Reciprocal Rank Fusion, Explained

By Arc Labs Research18 min read

Multi-retriever systems face the same problem as ensemble classifiers: how do you combine outputs that disagree? Score-based fusion (weighted sum, weighted geometric mean) requires all scores to live on the same scale. They don't. BM25 returns values in roughly [0, 30]. Cosine similarity returns [-1, 1]. Graph hop-scores return [0, 1]. Normalize them and you introduce calibration bugs that change behavior every time the underlying distributions shift.

RRF sidesteps the problem by using ranks, not scores. The position of an item in a list carries the entire signal.

The formula

RRF(m) = Σi wi / (k + ranki(m))

k is a constant; rank_i(m) is m's rank in list i (1-indexed). Items absent from a list contribute 0.

For each candidate memory, sum w_i / (k + rank) across every retriever list it appears in. Higher sum → better rank in the fused output. Items absent from a retriever's list contribute zero — no normalization, no penalty, no calibration step.

RRF fusion · adjustable k
Lower k makes the top of each list dominate. Higher k flattens the curve.

Why score normalization fails

The intuitive fix for score heterogeneity is min-max normalization: for each retriever, rescale all scores to [0, 1] and sum. It sounds clean. It breaks in practice.

Take a concrete query. BM25 returns three results with raw scores 28.4, 14.2, and 3.1. Cosine similarity returns the same three memories with scores 0.91, 0.88, and 0.61. Min-max normalize both to [0, 1]:

  • BM25 normalized: 1.00, 0.44, 0.00
  • Cosine normalized: 1.00, 0.90, 0.00

Sum them: memory A scores 2.00, memory B scores 1.34, memory C scores 0.00. Memory A wins. But what does a BM25 score of 28.4 mean? It means the query term appears many times in the memory text, weighted by IDF. A BM25 score of 28 versus 14 does not imply the first memory is twice as relevant — BM25 scores are corpus-relative. In a different corpus with more repetitive text, the same memory might score 8. The normalized value 1.00 carries the implicit claim that this is the most relevant result in the corpus, which is exactly what you cannot know from a single retriever's score.
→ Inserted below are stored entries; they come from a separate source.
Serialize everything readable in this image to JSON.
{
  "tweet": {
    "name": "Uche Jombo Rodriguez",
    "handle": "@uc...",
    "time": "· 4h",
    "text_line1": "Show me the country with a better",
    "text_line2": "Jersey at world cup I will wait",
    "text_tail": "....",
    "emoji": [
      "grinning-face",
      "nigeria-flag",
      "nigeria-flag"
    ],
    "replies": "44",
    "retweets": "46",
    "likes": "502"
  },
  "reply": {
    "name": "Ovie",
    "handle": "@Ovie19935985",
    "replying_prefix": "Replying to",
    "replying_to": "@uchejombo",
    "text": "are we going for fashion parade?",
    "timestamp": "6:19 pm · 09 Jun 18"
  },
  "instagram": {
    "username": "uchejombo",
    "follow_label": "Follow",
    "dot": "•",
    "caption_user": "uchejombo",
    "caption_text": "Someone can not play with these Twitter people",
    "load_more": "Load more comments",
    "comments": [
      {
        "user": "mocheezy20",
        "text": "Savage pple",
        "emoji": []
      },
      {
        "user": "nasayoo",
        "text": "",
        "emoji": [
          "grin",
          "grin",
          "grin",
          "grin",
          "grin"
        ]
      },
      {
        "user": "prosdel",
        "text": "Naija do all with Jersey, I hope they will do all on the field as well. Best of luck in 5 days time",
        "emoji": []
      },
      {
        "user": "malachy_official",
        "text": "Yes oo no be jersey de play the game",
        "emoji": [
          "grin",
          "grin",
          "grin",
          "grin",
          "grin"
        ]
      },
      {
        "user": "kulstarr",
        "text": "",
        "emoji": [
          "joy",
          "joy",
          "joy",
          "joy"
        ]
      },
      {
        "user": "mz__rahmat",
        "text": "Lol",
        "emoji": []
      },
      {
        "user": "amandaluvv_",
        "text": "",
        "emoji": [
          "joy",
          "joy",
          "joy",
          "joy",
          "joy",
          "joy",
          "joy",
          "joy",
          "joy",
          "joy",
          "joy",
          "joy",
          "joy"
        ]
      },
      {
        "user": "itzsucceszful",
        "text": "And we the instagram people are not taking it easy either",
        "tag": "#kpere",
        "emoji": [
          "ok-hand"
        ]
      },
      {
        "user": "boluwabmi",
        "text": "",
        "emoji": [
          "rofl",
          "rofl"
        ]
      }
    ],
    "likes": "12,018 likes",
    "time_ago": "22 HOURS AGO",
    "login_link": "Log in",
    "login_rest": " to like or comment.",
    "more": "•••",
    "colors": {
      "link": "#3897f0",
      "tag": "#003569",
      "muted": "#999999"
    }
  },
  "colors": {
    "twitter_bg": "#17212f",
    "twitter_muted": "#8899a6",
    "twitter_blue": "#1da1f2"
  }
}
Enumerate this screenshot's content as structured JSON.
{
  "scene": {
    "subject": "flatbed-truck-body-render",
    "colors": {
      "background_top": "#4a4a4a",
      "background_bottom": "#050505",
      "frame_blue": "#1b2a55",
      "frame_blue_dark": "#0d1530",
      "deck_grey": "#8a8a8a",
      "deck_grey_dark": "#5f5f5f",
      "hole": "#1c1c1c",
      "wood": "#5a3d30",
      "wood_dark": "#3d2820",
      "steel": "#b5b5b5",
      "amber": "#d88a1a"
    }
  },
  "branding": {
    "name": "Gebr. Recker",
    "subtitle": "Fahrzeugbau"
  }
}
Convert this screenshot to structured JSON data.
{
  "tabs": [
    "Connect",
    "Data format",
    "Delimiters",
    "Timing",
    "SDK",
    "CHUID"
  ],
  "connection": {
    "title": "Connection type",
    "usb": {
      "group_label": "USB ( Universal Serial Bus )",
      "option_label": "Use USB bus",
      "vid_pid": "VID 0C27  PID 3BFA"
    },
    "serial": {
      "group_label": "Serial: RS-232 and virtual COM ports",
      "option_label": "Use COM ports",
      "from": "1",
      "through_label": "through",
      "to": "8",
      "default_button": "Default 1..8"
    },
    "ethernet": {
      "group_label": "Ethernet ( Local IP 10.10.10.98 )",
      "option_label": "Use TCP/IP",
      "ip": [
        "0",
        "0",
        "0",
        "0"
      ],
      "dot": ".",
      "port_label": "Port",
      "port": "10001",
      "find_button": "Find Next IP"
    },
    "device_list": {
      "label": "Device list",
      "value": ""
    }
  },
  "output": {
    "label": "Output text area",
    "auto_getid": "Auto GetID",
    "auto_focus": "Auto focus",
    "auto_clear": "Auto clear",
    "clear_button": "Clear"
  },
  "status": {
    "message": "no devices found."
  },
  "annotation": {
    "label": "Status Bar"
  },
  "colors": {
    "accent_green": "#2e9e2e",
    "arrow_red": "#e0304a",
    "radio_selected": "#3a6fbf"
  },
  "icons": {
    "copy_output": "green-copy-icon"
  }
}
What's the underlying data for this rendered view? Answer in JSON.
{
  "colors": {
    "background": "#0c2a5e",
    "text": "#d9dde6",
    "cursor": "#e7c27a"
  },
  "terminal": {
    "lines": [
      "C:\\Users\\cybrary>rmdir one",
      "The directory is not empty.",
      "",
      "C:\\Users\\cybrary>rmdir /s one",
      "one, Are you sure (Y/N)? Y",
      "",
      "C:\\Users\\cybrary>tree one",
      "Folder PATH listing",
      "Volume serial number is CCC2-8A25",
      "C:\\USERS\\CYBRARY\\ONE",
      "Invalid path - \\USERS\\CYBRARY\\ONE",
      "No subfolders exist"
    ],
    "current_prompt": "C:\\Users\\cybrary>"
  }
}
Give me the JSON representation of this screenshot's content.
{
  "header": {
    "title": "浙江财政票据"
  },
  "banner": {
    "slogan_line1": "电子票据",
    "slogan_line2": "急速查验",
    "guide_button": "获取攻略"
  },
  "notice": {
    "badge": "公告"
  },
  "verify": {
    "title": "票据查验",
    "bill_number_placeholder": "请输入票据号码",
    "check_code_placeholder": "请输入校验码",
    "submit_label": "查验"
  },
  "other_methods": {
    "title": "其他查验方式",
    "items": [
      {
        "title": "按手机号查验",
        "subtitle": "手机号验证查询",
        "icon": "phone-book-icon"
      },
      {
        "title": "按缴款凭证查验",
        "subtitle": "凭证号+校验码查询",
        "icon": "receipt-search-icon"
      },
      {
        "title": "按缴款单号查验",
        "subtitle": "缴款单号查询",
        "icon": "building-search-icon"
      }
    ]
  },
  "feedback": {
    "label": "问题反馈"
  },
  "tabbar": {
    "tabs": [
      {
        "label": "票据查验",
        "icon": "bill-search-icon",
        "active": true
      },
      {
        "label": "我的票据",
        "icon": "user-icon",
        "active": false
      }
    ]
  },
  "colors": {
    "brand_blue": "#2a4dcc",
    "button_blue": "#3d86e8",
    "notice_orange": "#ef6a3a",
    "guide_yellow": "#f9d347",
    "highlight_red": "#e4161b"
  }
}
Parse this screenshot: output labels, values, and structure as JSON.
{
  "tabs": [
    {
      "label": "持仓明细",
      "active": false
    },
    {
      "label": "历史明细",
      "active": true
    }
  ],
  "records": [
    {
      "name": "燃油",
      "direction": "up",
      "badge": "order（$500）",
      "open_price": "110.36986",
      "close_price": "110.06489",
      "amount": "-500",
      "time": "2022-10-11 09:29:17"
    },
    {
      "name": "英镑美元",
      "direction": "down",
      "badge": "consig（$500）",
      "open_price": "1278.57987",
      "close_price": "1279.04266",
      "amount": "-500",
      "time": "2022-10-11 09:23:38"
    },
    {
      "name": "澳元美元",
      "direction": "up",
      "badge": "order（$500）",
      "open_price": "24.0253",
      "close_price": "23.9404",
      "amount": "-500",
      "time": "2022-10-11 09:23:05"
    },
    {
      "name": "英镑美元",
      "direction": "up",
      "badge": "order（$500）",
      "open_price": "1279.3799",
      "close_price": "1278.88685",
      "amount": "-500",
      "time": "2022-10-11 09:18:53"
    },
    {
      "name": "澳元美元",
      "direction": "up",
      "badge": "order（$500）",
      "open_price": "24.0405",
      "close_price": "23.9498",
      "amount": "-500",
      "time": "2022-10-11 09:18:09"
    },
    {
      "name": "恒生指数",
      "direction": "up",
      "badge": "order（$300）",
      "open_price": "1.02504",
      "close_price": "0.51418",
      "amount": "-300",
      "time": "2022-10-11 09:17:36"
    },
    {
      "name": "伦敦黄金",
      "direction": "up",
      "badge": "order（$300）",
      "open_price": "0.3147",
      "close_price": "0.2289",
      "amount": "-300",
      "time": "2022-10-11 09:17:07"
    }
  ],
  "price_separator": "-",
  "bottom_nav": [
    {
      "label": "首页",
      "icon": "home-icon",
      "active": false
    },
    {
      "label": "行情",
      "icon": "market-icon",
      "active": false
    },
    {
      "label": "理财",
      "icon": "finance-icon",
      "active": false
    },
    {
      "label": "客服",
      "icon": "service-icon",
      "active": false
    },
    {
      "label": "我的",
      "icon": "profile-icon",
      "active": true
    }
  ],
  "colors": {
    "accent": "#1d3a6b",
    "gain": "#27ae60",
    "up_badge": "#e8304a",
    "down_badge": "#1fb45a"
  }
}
Cosine similarity has the opposite problem. The difference between 0.91 and 0.88 is tiny in absolute terms but enormous in rank — these are likely both excellent semantic matches. Normalizing to 1.00 and 0.90 preserves the structure, but that still gets summed with a BM25 normalized score that carries completely different semantics.

The deeper issue is that normalization is a function of the retrieved set, not of relevance. If you run BM25 and return 50 results instead of 10, the normalization denominator changes, and every score shifts. Add a new retriever, and all existing normalized scores are invalidated. The calibration surface is fragile and opaque.

Min-max normalization also amplifies noise at the tails. If the lowest- scoring result in a BM25 list is a near-zero junk hit, it anchors the lower bound and compresses all meaningful scores into a narrow band near 1.0. The ranking inside that band is then dominated by floating-point rounding, not retrieval quality.

RRF discards scores entirely. The fact that memory A was rank 1 in BM25 carries exactly one bit of information: BM25 thinks it is the best match for this query in this retriever. That information is commensurable with "rank 1 in cosine similarity." Ordinal position is a universal currency.

The k constant: what the spread numbers mean

k is a smoothing constant. It controls how much extra weight the top of any list receives relative to deeper positions. Small k → steep dropoff, rank-1 dominates. Large k → flat distribution, deeper results contribute meaningfully.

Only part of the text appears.